RHINO-MAG: Recursive H-Field Inference based on Observed Magnetic Flux under Dynamic Excitation
This work addresses the need for accurate magnetic field modeling to optimize components in applications with non-stationary waveforms, representing an incremental improvement through efficient model selection.
The paper tackled the problem of predicting transient magnetic fields in ferrite materials under dynamic excitation, achieving a sequence relative error of 8.02% and normalized energy relative error of 1.07% with a GRU model of only 325 parameters, winning first place in the MagNet Challenge 2025 performance category.

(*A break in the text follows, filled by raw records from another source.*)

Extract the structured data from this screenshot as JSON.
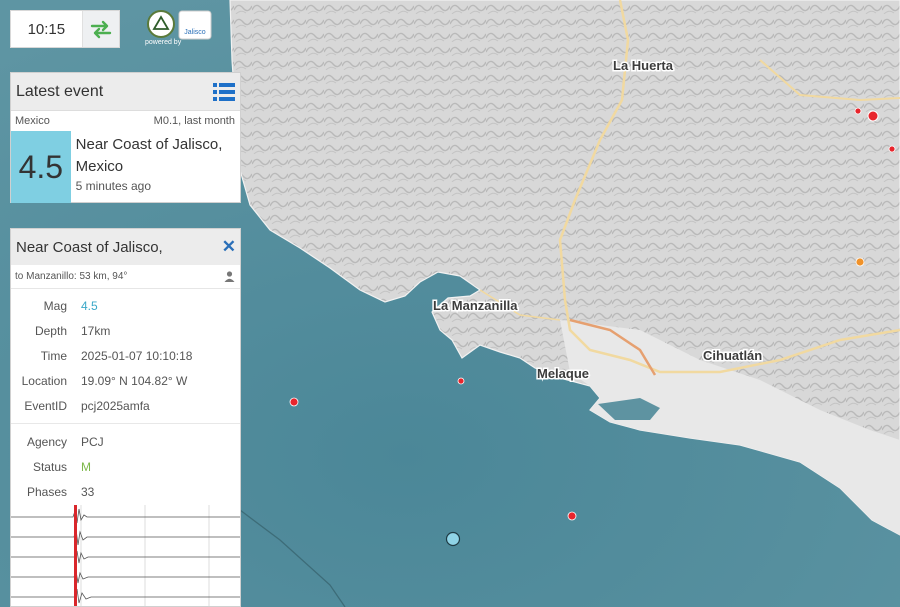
{
  "clock": {
    "time": "10:15"
  },
  "logos": {
    "org": "Jalisco",
    "powered": "powered by"
  },
  "latest": {
    "title": "Latest event",
    "region": "Mexico",
    "summary": "M0.1, last month",
    "magnitude": "4.5",
    "place": "Near Coast of Jalisco, Mexico",
    "ago": "5 minutes ago"
  },
  "detail": {
    "title": "Near Coast of Jalisco,",
    "distance": "to Manzanillo: 53 km, 94°",
    "rows1": [
      {
        "label": "Mag",
        "value": "4.5"
      },
      {
        "label": "Depth",
        "value": "17km"
      },
      {
        "label": "Time",
        "value": "2025-01-07 10:10:18"
      },
      {
        "label": "Location",
        "value": "19.09° N 104.82° W"
      },
      {
        "label": "EventID",
        "value": "pcj2025amfa"
      }
    ],
    "rows2": [
      {
        "label": "Agency",
        "value": "PCJ"
      },
      {
        "label": "Status",
        "value": "M"
      },
      {
        "label": "Phases",
        "value": "33"
      }
    ]
  },
  "map_labels": {
    "la_huerta": "La Huerta",
    "la_manzanilla": "La Manzanilla",
    "melaque": "Melaque",
    "cihuatlan": "Cihuatlán"
  },
  "colors": {
    "ocean": "#4f8a9a",
    "land": "#d9d9d9",
    "magnitude_box": "#7fcfe2",
    "event_dot": "#e8252c",
    "selected_event": "#8fd3e6",
    "mag_value": "#3aa8c8",
    "status_value": "#7db84a"
  },
  "icons": {
    "swap": "swap-arrows-icon",
    "list": "list-icon",
    "close": "close-icon",
    "person": "person-icon"
  }
}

Driven by the MagNet Challenge 2025 (MC2), increased research interest is directed towards modeling transient magnetic fields within ferrite material. An accurate time-resolved and temperature-aware H-field prediction is essential for optimizing magnetic components in applications with quasi-stationary / non-stationary excitation waveforms. Within the scope of this investigation, a selection of model structures with varying degrees of physically motivated structure are compared. Based on a Pareto investigation, a rather black-box gated recurrent unit (GRU) model structure with a graceful initialization setup is found to offer the most attractive model size vs. model accuracy trade-off, while the physics-inspired models performed worse. For a GRU-based model with only 325 parameters, a sequence relative error of 8.02 % and a normalized energy relative error of 1.07 % averaged across five different materials are achieved on unseen test data. With this excellent parameter efficiency, the proposed model won the first place in the performance category of the MC2.